Я тушу сигарету, продвигаюсь всё дальше и дальше по извилистой асфальтированной дорожке. Голоса влюблённых приближаются. Совсем скоро — уже за следующим поворотом — мы встретимся. Я оглядываюсь, но больше не вижу здания пансионата. Оно пропало: растаяло в тумане, словно бы сам туман, исчезающий поутру. Не осталось ничего — сплошная темнота. И тогда я невольно задаюсь вопросом: что за причина занесла меня на эту базу отдыха? Писательский семинар? Ерунда! Какой из меня писатель? Чтобы писать, нужно выдумывать, но разве я выдумал хоть слово из всего того, что написал? Пет, я лишь рассказываю истории, являющиеся ко мне по ночам, смутными очертаниями проступающие в клубящемся мареве, а мигом позже — распускающиеся, подобно жуткому и прекрасному цветку. Я успешно скрываю эту правду за занавесом литературных жанров, иначе меня не поймут, вновь станут шушукаться и насмехаться, а то и швыряться камнями и комьями грязи…

Голоса же всё ближе и ближе, и в какой-то момент я ловлю себя на том, что у меня нет ни малейшего желания встречаться с этими людьми. Я поспешно сворачиваю с такой уютной и безопасной дорожки, ныряю в лес. Плотная тьма окутывает меня, принимая в своё пульсирующее тишиной лоно; в нос бьёт терпкий еловый аромат. А ещё… ещё пахнет падалью… Я забираюсь всё глубже и глубже, ничего перед собой не различая, вздрагивая каждый раз, когда под ногами предательски хрустит ветка. Вздрагиваю не потому, что мне страшно, нет. Просто мне противен столь резкий звук в этом царстве безмолвия.

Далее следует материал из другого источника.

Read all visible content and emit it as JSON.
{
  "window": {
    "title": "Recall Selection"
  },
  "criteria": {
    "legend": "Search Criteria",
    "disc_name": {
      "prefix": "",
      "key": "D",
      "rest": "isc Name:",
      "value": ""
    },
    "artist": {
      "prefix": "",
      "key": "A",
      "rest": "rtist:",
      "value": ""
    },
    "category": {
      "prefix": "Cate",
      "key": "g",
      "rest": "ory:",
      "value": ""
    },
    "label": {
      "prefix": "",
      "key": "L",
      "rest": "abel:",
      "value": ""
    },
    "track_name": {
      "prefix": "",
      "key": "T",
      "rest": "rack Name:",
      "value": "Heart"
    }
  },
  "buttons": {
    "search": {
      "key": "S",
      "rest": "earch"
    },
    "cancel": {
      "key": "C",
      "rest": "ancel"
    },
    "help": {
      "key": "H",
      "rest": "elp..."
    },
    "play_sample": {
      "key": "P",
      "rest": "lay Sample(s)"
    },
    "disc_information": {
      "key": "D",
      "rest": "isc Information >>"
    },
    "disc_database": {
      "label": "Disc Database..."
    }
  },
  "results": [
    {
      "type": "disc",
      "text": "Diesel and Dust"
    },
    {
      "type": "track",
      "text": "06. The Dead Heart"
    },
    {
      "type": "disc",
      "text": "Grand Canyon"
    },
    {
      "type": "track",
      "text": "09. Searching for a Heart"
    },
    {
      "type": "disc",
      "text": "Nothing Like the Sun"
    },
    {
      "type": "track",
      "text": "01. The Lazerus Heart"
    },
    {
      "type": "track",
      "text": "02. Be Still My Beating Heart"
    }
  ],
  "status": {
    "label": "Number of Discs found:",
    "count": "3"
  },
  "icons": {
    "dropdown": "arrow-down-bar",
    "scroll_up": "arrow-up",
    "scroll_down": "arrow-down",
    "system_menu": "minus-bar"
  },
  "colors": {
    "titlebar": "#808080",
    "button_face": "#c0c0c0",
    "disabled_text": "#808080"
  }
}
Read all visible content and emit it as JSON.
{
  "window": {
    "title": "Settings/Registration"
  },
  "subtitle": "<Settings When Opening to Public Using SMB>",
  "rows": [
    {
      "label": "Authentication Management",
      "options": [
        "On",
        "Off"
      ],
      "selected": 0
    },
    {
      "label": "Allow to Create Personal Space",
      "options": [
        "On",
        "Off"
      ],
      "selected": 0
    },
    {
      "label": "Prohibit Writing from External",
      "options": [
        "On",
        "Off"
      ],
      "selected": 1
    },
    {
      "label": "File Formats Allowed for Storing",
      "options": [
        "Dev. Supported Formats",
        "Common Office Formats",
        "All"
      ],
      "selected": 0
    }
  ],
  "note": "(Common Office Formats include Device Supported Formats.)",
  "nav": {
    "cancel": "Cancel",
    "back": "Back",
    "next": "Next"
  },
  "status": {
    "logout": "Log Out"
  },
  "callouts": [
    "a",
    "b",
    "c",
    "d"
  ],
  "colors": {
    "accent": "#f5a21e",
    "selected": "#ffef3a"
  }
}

Я оборачиваюсь к далёкой — будто и вовсе в ином мире, — залитой блеклым светом уличных фонарей полоске асфальта. Я вижу влюблённых. Они идут, прижавшись друг к другу, и о чем-то переговариваются. Мужчина высокий, хорошо сложенный, смотрит всё время прямо, не желая замечать ничего вокруг. Женщина же, напротив, небольшого роста, полненькая, то и дело испуганно озирается по сторонам. Она цепляется за руку своего спутника, словно боится, что того и гляди из леса выскочит нечто ужасное, дабы утащить ее в пронизанную осенней сыростью тьму.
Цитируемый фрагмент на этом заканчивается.